Дело ясное. Целую руку вам, мадам, целую руку… Ну и дождь!
— Ты в самом деле так думаешь, Герберт? По правде сказать, мне это тоже показалось странным, из-за них человек руки лишился за здорово живешь, а потом к ним же и ходит.
— Вот именно!
— Герберт, а как ты думаешь, может быть, все же сказать ему? А то так и будем делать вид, что ничего и не видим, словно ослепли?
— А что мы ему? Он нас и в грош не ставит. Верно, думает, чего с ними, олухами, церемониться?
— Пожалуй, Герберт, помолчим пока, это будет самое правильное. С ним нельзя иначе. Он же такой чудак.
Акт продажи утверждается центральным правлением, так что предложенная цена… Но почему же, черт возьми, почему? Надо подумать, надо хорошенько подумать… ах, как дождь надоел…
— Вот что я тебе скажу, Ева, молчать не штука, но надо все же ухо востро держать. Что, если Пумсовы ребята вдруг почуют неладное? Что тогда? А?
— Вот и я говорю, я сразу подумала, боже мой, куда это он лезет с одной-то рукой?
— Правильно делает! Только глядеть за ним придется в оба, и Мицци пусть тоже не зевает.
— Хорошо, я ей скажу. А что она может сделать?
— Глаз с него не спускать, вот что.
— Старик свободной минуты ей не дает.
— Ну, тогда пусть она даст ему отставку.
— Да ведь он же поговаривает о женитьбе.
— Ха-ха-ха! Вот умора! Он хочет жениться? А Франц?
— Конечно, это чушь. Болтовня одна. Отчего старику не поболтать?
— Пускай Мицци лучше присматривает за Францем. Вот увидишь, он наметит себе, кого нужно, из этой шайки, и в один прекрасный день — быть покойнику!

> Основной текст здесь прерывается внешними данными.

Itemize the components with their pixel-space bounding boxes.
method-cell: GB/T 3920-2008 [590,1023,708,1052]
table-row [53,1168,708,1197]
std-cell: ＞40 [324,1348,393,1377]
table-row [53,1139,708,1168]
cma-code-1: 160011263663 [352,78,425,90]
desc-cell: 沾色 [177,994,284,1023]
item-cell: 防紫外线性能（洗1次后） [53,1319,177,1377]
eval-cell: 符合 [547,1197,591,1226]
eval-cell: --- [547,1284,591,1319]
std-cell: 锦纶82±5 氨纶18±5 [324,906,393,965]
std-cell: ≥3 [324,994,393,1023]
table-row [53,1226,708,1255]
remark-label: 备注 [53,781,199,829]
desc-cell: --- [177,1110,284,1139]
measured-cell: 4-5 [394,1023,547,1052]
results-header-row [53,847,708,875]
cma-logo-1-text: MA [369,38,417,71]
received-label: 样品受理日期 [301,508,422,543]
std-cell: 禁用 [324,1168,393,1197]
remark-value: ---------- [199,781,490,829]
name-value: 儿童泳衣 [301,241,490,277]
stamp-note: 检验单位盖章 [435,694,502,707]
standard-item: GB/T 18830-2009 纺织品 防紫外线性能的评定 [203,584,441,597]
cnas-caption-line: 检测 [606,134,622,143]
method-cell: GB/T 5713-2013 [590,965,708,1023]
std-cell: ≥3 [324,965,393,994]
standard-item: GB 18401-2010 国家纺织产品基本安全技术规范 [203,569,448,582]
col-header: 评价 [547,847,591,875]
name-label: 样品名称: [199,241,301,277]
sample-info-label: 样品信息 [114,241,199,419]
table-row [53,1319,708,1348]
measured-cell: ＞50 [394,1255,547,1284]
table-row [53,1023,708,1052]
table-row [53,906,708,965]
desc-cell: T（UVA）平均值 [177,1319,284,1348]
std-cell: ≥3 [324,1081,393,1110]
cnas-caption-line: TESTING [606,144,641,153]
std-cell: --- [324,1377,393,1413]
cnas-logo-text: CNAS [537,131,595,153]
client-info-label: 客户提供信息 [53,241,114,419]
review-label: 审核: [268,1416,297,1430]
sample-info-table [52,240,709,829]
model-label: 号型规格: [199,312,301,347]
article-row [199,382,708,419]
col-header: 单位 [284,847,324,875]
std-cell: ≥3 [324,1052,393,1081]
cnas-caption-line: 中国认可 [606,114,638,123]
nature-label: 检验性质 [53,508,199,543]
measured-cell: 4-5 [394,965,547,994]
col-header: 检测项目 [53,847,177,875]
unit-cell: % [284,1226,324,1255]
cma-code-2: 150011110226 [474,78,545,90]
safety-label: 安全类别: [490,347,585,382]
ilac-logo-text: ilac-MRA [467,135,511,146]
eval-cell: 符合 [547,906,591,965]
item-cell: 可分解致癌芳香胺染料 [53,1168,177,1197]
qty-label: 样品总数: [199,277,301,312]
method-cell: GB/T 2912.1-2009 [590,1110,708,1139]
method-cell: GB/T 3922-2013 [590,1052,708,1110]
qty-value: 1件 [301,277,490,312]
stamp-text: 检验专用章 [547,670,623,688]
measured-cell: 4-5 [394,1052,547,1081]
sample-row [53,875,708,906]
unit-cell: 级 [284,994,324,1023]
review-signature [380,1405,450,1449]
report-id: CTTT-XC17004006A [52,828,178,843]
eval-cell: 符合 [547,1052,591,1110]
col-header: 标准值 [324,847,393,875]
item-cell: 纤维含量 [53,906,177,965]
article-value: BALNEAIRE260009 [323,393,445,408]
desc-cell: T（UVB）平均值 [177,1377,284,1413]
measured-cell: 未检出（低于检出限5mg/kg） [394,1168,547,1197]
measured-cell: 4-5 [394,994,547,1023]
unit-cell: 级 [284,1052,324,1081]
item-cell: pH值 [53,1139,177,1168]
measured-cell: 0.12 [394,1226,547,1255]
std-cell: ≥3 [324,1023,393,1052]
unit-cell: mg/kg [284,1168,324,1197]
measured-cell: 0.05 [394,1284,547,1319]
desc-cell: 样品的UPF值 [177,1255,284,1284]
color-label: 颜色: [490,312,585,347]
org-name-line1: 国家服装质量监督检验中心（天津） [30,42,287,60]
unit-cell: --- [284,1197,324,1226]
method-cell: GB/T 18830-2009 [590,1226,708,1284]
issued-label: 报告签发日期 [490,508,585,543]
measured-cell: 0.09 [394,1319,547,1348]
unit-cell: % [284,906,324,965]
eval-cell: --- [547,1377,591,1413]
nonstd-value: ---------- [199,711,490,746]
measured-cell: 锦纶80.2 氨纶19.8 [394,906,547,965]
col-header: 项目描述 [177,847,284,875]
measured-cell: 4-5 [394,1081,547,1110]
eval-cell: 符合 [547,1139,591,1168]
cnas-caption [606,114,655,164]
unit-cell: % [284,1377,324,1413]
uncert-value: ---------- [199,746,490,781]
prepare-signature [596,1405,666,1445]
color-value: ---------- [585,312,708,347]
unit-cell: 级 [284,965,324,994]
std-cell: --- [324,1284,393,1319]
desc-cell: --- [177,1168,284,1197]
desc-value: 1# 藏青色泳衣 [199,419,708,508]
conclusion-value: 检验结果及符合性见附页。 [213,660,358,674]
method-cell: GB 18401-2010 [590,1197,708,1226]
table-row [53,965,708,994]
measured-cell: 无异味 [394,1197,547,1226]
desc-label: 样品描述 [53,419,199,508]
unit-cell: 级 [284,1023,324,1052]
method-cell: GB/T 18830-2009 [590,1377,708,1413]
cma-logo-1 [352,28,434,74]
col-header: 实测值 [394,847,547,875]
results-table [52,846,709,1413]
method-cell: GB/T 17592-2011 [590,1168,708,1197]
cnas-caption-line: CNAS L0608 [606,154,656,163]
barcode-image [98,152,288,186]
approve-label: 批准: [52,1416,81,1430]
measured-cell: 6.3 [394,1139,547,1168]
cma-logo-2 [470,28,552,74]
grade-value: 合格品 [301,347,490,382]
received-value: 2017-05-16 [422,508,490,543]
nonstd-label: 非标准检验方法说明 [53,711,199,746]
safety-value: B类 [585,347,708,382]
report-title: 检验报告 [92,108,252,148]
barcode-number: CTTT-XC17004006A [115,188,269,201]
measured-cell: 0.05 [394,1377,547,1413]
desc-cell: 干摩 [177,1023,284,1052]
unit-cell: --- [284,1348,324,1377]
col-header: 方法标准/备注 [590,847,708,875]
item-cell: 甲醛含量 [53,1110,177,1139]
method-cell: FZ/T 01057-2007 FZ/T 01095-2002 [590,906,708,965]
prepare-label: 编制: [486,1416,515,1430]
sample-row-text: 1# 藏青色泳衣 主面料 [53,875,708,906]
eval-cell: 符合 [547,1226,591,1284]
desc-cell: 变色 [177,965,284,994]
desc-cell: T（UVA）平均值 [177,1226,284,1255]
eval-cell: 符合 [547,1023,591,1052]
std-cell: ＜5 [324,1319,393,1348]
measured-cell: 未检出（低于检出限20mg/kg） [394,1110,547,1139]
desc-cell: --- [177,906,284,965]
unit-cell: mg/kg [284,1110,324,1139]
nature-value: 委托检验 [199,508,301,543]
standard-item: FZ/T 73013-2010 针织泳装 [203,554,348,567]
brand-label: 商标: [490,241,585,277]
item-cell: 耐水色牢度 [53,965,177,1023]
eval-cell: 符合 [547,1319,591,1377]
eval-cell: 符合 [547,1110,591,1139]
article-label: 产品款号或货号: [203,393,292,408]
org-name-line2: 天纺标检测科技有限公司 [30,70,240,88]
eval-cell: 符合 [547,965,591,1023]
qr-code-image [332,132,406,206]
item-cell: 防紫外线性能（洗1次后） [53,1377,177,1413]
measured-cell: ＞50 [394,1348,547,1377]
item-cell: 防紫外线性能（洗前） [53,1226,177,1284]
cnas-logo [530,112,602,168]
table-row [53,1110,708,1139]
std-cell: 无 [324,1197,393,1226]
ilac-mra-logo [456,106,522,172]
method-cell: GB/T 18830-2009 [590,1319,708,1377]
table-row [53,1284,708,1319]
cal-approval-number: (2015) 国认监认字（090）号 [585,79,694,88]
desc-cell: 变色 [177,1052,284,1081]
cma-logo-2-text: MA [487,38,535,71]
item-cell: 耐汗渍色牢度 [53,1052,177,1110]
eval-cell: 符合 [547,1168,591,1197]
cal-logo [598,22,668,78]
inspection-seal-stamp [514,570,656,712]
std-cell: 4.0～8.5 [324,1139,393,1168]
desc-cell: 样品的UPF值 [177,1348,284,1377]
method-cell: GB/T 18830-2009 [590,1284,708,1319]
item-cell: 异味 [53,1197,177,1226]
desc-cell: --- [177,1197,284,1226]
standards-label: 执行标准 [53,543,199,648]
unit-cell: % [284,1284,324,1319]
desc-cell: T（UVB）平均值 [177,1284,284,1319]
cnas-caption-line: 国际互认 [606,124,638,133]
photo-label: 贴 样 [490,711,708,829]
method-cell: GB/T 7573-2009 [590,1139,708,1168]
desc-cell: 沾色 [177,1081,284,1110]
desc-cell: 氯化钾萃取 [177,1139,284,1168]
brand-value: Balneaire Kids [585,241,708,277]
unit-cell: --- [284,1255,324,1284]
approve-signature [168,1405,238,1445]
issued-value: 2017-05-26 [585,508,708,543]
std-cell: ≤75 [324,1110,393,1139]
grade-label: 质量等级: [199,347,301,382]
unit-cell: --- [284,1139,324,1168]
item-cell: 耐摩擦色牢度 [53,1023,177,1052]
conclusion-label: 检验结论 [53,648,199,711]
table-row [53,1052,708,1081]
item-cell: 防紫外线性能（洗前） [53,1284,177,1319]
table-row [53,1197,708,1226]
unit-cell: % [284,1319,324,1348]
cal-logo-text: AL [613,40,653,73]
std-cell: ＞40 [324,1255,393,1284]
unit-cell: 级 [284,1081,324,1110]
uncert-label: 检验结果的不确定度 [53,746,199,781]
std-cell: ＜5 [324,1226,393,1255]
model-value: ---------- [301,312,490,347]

— Ради бога, Герберт, перестань.
— Я же не говорю, что это будет Франц… Только Мицци пускай глаз с него не спускает.
— Я и сама за ним присмотрю. А знаешь, ведь это еще похуже политики!
— Ну, этого ты не понимаешь, Ева. Этого вообще ни одна баба не поймет; будь уверена, Франц еще даст жару! Он времени даром терять не станет.
Целую руку вам, мадам… Да, как это там написано: он отстоял свою жизнь, или нет — поставил жизнь на карту, и тем самым спасся от неминуемой гибели… Ну и август в этом году, посмотри, дождь так и льет, так и льет.
— Что ему нужно у нас? Да, так я ему и сказал — с ума ты, говорю, спятил, совсем одурел? С нами на дело захотел идти! С одной рукой у нас делать, мол, нечего… А он…
— Ну, что же он? — спрашивает Пумс.
— Он? Стоит скалит зубы, я же говорю, он круглый дурак, что с него возьмешь — у него, наверно, с тех пор винтика не хватает. Сперва я даже подумал, что ослышался. «Что? — спрашиваю. — С одной-то рукой?» А он смеется. «Да почему бы и нет? Силы у меня и в одной руке довольно, вот увидишь, я могу выжимать гири, стрелять, даже лазать, если понадобится».
— Ну и что ж, по-твоему? Он правду говорит?
— А мне какое дело! Не нравится он мне что-то. На кой черт нам такой нужен? Разве такие тебе, Пумс, для работы нужны? Вообще, как я только увижу его свиное рыло, с души воротит!
— Как хочешь. Я не настаиваю. Ну, мне пора, Рейнхольд, надо еще достать лестницу.
— Смотри, хорошую подбери, стальную, что ли. Складную или выдвижную. И только не в Берлине.